Tamoxifen and raloxifene have been recommended for years for women whose odds of developing breast cancer are higher than average. Both drugs block the effects of estrogen, and can lower the risk of the type of breast cancer whose growth is stimulated by the hormone. About 75 percent of breast cancers fall into that category.

Tamoxifen is more commonly used to prevent recurrences in women who have already had breast cancer, and raloxifene is most often prescribed to prevent fractures in women with osteoporosis. Tamoxifen can also lower the risk of fractures.

Doctors may see these drugs as a rare opportunity to lower the risk of cancer, but some women see them as simply trading one risk for another. Many healthy women, even if they are at increased risk, refuse the drugs, asking why they should take pills to lower the odds of a disease they may never get anyway, especially when the drugs can have dangerous or unpleasant side effects.
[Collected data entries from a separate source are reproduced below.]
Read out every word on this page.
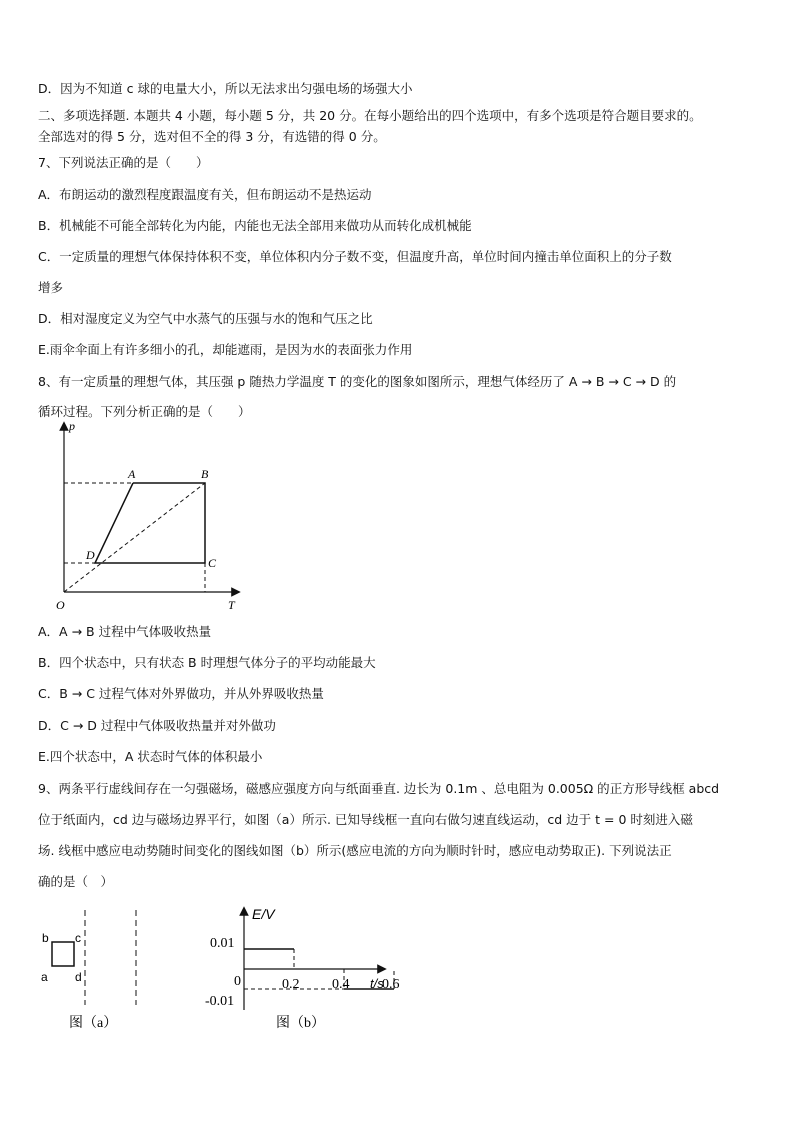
D．因为不知道 c 球的电量大小，所以无法求出匀强电场的场强大小
二、多项选择题. 本题共 4 小题，每小题 5 分，共 20 分。在每小题给出的四个选项中，有多个选项是符合题目要求的。
全部选对的得 5 分，选对但不全的得 3 分，有选错的得 0 分。
7、下列说法正确的是（　　）
A．布朗运动的激烈程度跟温度有关，但布朗运动不是热运动
B．机械能不可能全部转化为内能，内能也无法全部用来做功从而转化成机械能
C．一定质量的理想气体保持体积不变，单位体积内分子数不变，但温度升高，单位时间内撞击单位面积上的分子数
增多
D．相对湿度定义为空气中水蒸气的压强与水的饱和气压之比
E.雨伞伞面上有许多细小的孔，却能遮雨，是因为水的表面张力作用
8、有一定质量的理想气体，其压强 p 随热力学温度 T 的变化的图象如图所示，理想气体经历了 A → B → C → D 的
循环过程。下列分析正确的是（　　）
p
T
O
A	B
C
D
A．A → B 过程中气体吸收热量
B．四个状态中，只有状态 B 时理想气体分子的平均动能最大
C．B → C 过程气体对外界做功，并从外界吸收热量
D．C → D 过程中气体吸收热量并对外做功
E.四个状态中，A 状态时气体的体积最小
9、两条平行虚线间存在一匀强磁场，磁感应强度方向与纸面垂直. 边长为 0.1m 、总电阻为 0.005Ω 的正方形导线框 abcd
位于纸面内，cd 边与磁场边界平行，如图（a）所示. 已知导线框一直向右做匀速直线运动，cd 边于 t = 0 时刻进入磁
场. 线框中感应电动势随时间变化的图线如图（b）所示(感应电流的方向为顺时针时，感应电动势取正). 下列说法正
确的是（　）
b c
a d
图（a）
0.2 0.4 0.6
E/V
t/s
0
0.01
-0.01
图（b）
Besides increasing the risk of blood clots and strokes, the drugs can also cause hot flashes and vaginal problems that can ruin a woman's sex life. In addition, tamoxifen can lead to cataracts and uterine cancer.

In the United States, 232,000 new cases of breast cancer are expected this year, and about 40,000 women will die from the disease.

The group estimated that among 1,000 women with an increased risk of breast cancer, there would be 23.5 cases of invasive breast cancer over five years. If the women took one of the drugs, seven to nine cases would be prevented over five years.

But an extra four to seven women per 1,000 taking the drugs would develop blood clots during that time, and there would be four extra cases of uterine cancer per 1,000 women taking tamoxifen -- an approximate doubling of both of those risks.

The task force considered a woman likely to benefit from the drugs if her odds of developing breast cancer during the next five years were 3 percent or higher.

One common method of estimating the risk uses an online tool that asks a series of questions about the patient's age and her personal and family medical history. It then calculates an estimated risk, and compares it to the average for women of that age.

According to this method, at age 40 the average woman has a 0.6 percent risk of developing breast cancer over the next five years; at age 50, 1.3 percent; at age 60, 1.8 percent; at age 70, 2.2 percent. Plugging risk factors into the calculator, like mothers or sisters with breast cancer, or a personal history of breast biopsies, even benign ones, makes the risk go up.

But experts warn that although these estimates can be useful in predicting the risk for large populations of women, they do not work very well for individuals.

The report from the task force states: "Most women identified as 'high risk' will not develop breast cancer, and the majority of breast cancer cases will arise in women who are not identified as having increased risk." The group also noted that the type of risk calculator generally used is not recommended for women who are known or suspected to have mutations in BRCA genes, which greatly increase the risk of breast cancer.